With almost 1.4 million homes newly passed by fiber in the six months ending March 2013, the pace of fiber-to-the-home deployment in North America is exceeding long-term trends, even though it could not match the torrid pace of the prior six-month period.
The data comes from market researcher Michael Render of RVA LLC, who released his latest census of deployments as May drew to a close. His data gathering is funded in part by the Fiber to the Home Council Americas.
The slowdown from the prior six months, long predicted by Render, is due almost entirely to the windup of the U.S. stimulus program, which poured almost $7 billion into broadband projects starting in 2009. Fiber projects, both FTTH and middle-mile, dominated stimulus spending. Although the stimulus spending was dwarfed by Verizon and AT&T capital investment involving fiber in the same period, the needs of diverse stimulus-funded deployers (more than 400 local exchange carriers and municipalities) helped keep the industry’s North American vendors afloat.
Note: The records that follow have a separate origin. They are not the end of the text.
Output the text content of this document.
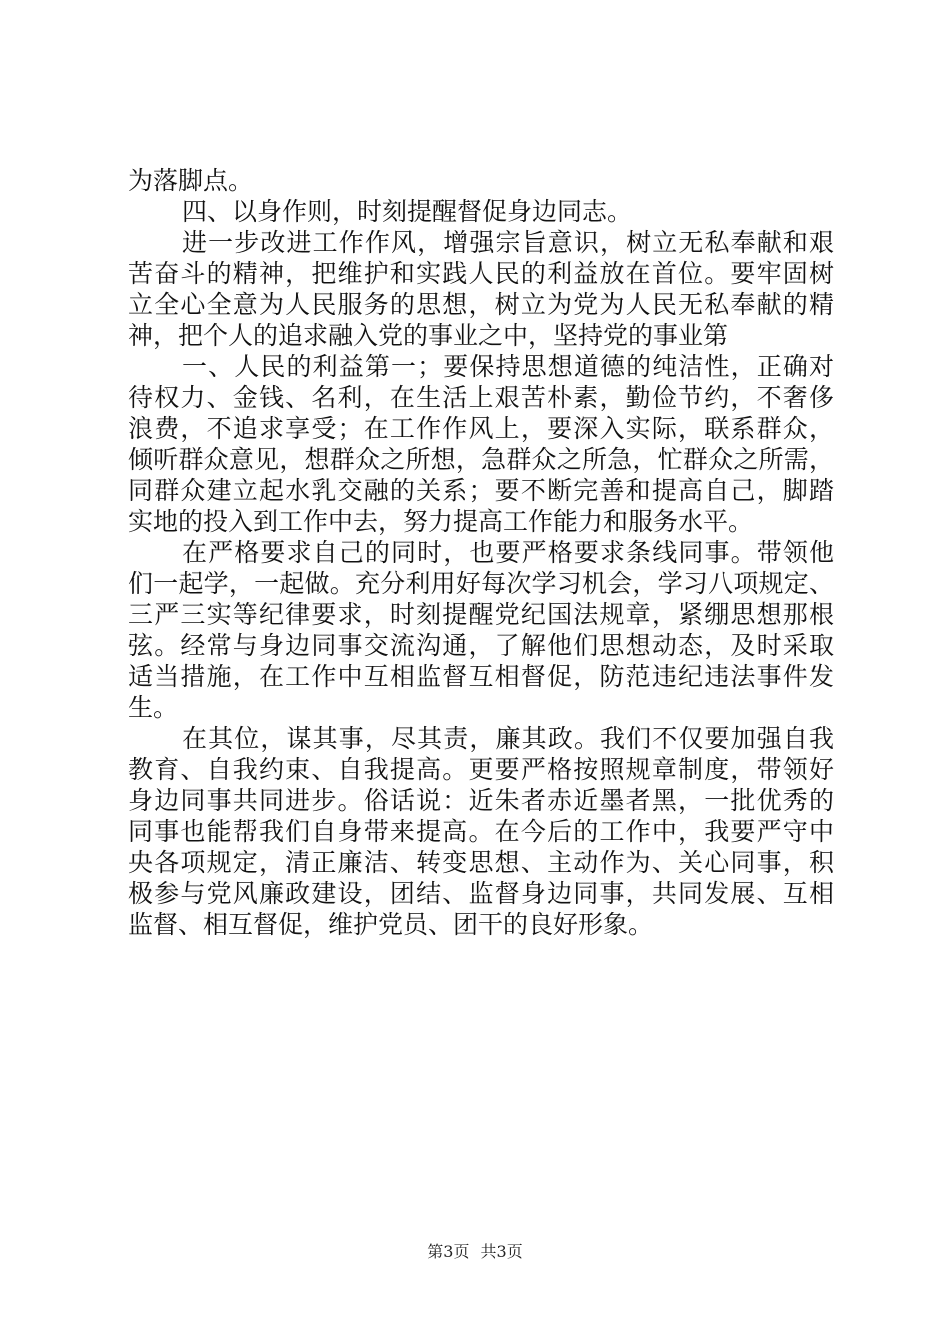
为落脚点。
四、以身作则，时刻提醒督促身边同志。
进一步改进工作作风，增强宗旨意识，树立无私奉献和艰
苦奋斗的精神，把维护和实践人民的利益放在首位。要牢固树
立全心全意为人民服务的思想，树立为党为人民无私奉献的精
神，把个人的追求融入党的事业之中，坚持党的事业第
一、人民的利益第一；要保持思想道德的纯洁性，正确对
待权力、金钱、名利，在生活上艰苦朴素，勤俭节约，不奢侈
浪费，不追求享受；在工作作风上，要深入实际，联系群众，
倾听群众意见，想群众之所想，急群众之所急，忙群众之所需，
同群众建立起水乳交融的关系；要不断完善和提高自己，脚踏
实地的投入到工作中去，努力提高工作能力和服务水平。
在严格要求自己的同时，也要严格要求条线同事。带领他
们一起学，一起做。充分利用好每次学习机会，学习八项规定、
三严三实等纪律要求，时刻提醒党纪国法规章，紧绷思想那根
弦。经常与身边同事交流沟通，了解他们思想动态，及时采取
适当措施，在工作中互相监督互相督促，防范违纪违法事件发
生。
在其位，谋其事，尽其责，廉其政。我们不仅要加强自我
教育、自我约束、自我提高。更要严格按照规章制度，带领好
身边同事共同进步。俗话说：近朱者赤近墨者黑，一批优秀的
同事也能帮我们自身带来提高。在今后的工作中，我要严守中
央各项规定，清正廉洁、转变思想、主动作为、关心同事，积
极参与党风廉政建设，团结、监督身边同事，共同发展、互相
监督、相互督促，维护党员、团干的良好形象。
第3页 共3页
New stimulus-funded middle-mile fiber infrastructure, by reducing interconnection costs, also improved business cases for small deployers seeking to give their communities and themselves a business edge. As U.S. deployments have slowed, other North American network builders, most notably in Canada and Mexico, have picked up much of the slack.
CONTINUED GROWTH
The number of homes passed by fiber in North America – that is, homes that can readily be connected to fiber – increased by 1.4 million to reach 25.7 million in March, Render says. The number of FTTH homes actually being marketed to customers rose 1.5 million to 22.8 million. That’s an increase of about 120,000 more than the increase in homes passed, reflecting the fact that deployers are working off the backlog their summer 2012 construction boom caused.
The result was healthy growth in the number of North American FTTH customers, which rose by 690,000 to a total of 9.7 million. The increase in the number of FTTH connections was below that of the March–September 2012 period but higher than in any other six-monthperiod since September 2009.
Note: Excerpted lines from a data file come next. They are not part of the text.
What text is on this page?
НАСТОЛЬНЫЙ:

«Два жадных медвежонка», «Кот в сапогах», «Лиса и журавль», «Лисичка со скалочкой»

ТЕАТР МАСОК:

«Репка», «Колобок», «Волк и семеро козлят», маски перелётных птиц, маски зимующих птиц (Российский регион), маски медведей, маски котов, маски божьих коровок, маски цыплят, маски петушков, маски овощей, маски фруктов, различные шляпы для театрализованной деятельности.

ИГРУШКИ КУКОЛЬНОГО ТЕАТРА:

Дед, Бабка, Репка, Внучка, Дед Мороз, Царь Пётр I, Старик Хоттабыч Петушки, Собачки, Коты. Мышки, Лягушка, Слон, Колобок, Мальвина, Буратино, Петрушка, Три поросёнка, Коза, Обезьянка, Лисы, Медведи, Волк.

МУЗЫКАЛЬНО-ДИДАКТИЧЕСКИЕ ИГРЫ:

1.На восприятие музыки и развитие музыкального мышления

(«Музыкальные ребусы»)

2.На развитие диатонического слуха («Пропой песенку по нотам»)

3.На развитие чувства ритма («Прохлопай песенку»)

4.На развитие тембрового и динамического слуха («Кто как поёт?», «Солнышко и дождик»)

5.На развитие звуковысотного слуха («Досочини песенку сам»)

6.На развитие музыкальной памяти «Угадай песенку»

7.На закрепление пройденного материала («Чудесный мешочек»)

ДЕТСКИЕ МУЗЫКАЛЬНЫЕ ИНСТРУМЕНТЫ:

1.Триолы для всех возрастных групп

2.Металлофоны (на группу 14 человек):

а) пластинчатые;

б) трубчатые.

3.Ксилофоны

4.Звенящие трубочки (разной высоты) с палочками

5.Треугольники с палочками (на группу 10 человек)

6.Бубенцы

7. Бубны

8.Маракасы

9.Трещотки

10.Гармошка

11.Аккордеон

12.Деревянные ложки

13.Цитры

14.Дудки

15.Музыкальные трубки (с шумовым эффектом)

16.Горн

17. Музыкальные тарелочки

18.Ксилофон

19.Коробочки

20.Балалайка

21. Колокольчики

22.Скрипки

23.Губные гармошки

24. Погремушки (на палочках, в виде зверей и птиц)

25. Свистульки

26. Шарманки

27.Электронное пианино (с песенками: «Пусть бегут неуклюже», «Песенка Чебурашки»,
However, some of that growth was from outside the United States. The U.S., with about 8.8 million homes connected, has 91 percent of the connected homes in North America, down slightly from 92 percent at this time last year. Elsewhere in North America, fiber deployment has increased faster than in the U.S. Nevertheless, U.S. deployers have been more successful than those in other North American countries at turning homes passed into paying customers. The FTTH take rate for the U.S. is now 44.8 percent. For all of North America, it is 42.5 percent.
The rise in FTTH customers is well above the long-term trend. In part, this is because new builds have tended to be in rural areas and in multiple-dwelling unit (MDU) buildings. These types of deployments have had historically better take rates than competitive overbuilds in areas with mainly single family homes.
VIDEO IS A BRIGHT SPOT
More than 6.2 million customers now receive video over FTTH in North America – about two-thirds of all FTTH customers, even though FTTH deployers do not offer video services everywhere. Video is a particularly bright spot in the latest customer figures – up 372,000 in the six months ending March 2013. That’s close to the 399,000 increase recorded in the previous six months and more than in any other period since September 2010.
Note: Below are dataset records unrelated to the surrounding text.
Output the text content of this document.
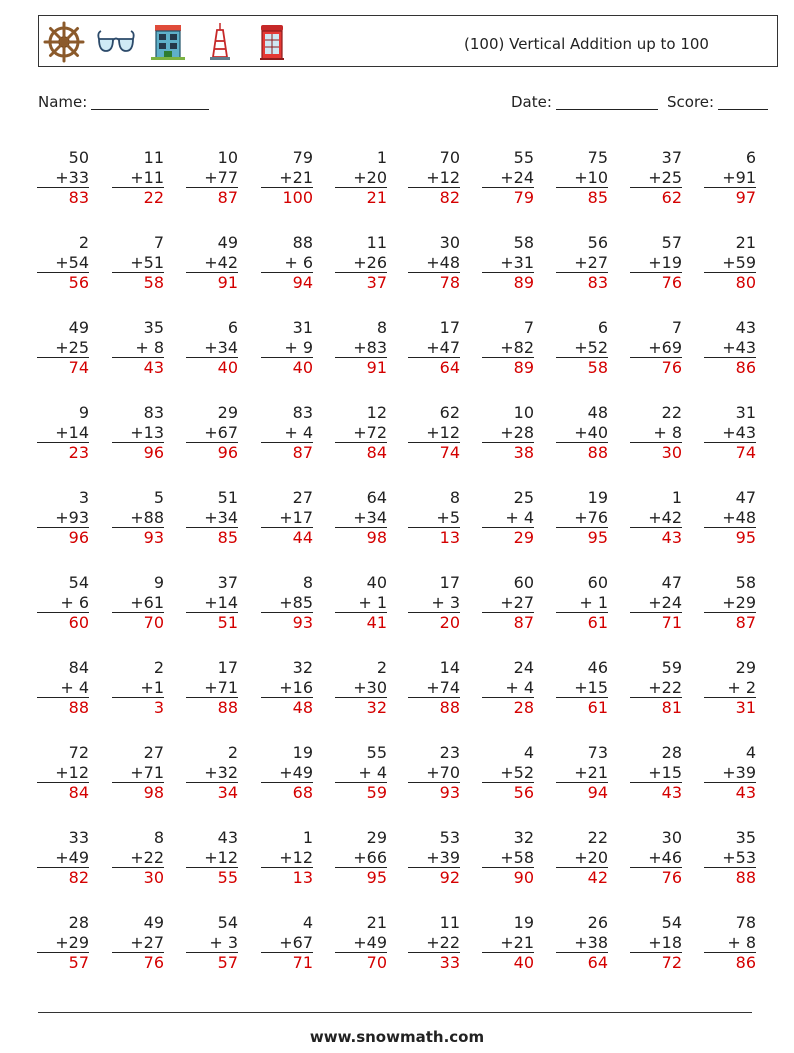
(100) Vertical Addition up to 100
Name:	Date:	Score:
50
+33
83
11
+11
22
10
+77
87
79
+21
100
1
+20
21
70
+12
82
55
+24
79
75
+10
85
37
+25
62
6
+91
97
2
+54
56
7
+51
58
49
+42
91
88
+ 6
94
11
+26
37
30
+48
78
58
+31
89
56
+27
83
57
+19
76
21
+59
80
49
+25
74
35
+ 8
43
6
+34
40
31
+ 9
40
8
+83
91
17
+47
64
7
+82
89
6
+52
58
7
+69
76
43
+43
86
9
+14
23
83
+13
96
29
+67
96
83
+ 4
87
12
+72
84
62
+12
74
10
+28
38
48
+40
88
22
+ 8
30
31
+43
74
3
+93
96
5
+88
93
51
+34
85
27
+17
44
64
+34
98
8
+5
13
25
+ 4
29
19
+76
95
1
+42
43
47
+48
95
54
+ 6
60
9
+61
70
37
+14
51
8
+85
93
40
+ 1
41
17
+ 3
20
60
+27
87
60
+ 1
61
47
+24
71
58
+29
87
84
+ 4
88
2
+1
3
17
+71
88
32
+16
48
2
+30
32
14
+74
88
24
+ 4
28
46
+15
61
59
+22
81
29
+ 2
31
72
+12
84
27
+71
98
2
+32
34
19
+49
68
55
+ 4
59
23
+70
93
4
+52
56
73
+21
94
28
+15
43
4
+39
43
33
+49
82
8
+22
30
43
+12
55
1
+12
13
29
+66
95
53
+39
92
32
+58
90
22
+20
42
30
+46
76
35
+53
88
28
+29
57
49
+27
76
54
+ 3
57
4
+67
71
21
+49
70
11
+22
33
19
+21
40
26
+38
64
54
+18
72
78
+ 8
86
www.snowmath.com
In terms of jobs saved directly and the economic benefits of the infrastructure created, the FTTH segment of the stimulus program – less than 1 percent of all stimulus spending in the United States – must be ranked among the most successful of all the federally funded initiatives. Judging by the number and quality of project applications that poured in, three or four times as much money could have been efficiently spent on broadband.
Not bad for a program decried (on the basis of essentially no information whatsoever) on the front page of the New York Times as a “cyberbridge to nowhere” as the stimulus bill was being considered.
The Times is unlikely to ever correct its sloppy reporting. But will the ever increasing take rates and the improving economy entice Wall Street to fund more FTTH projects?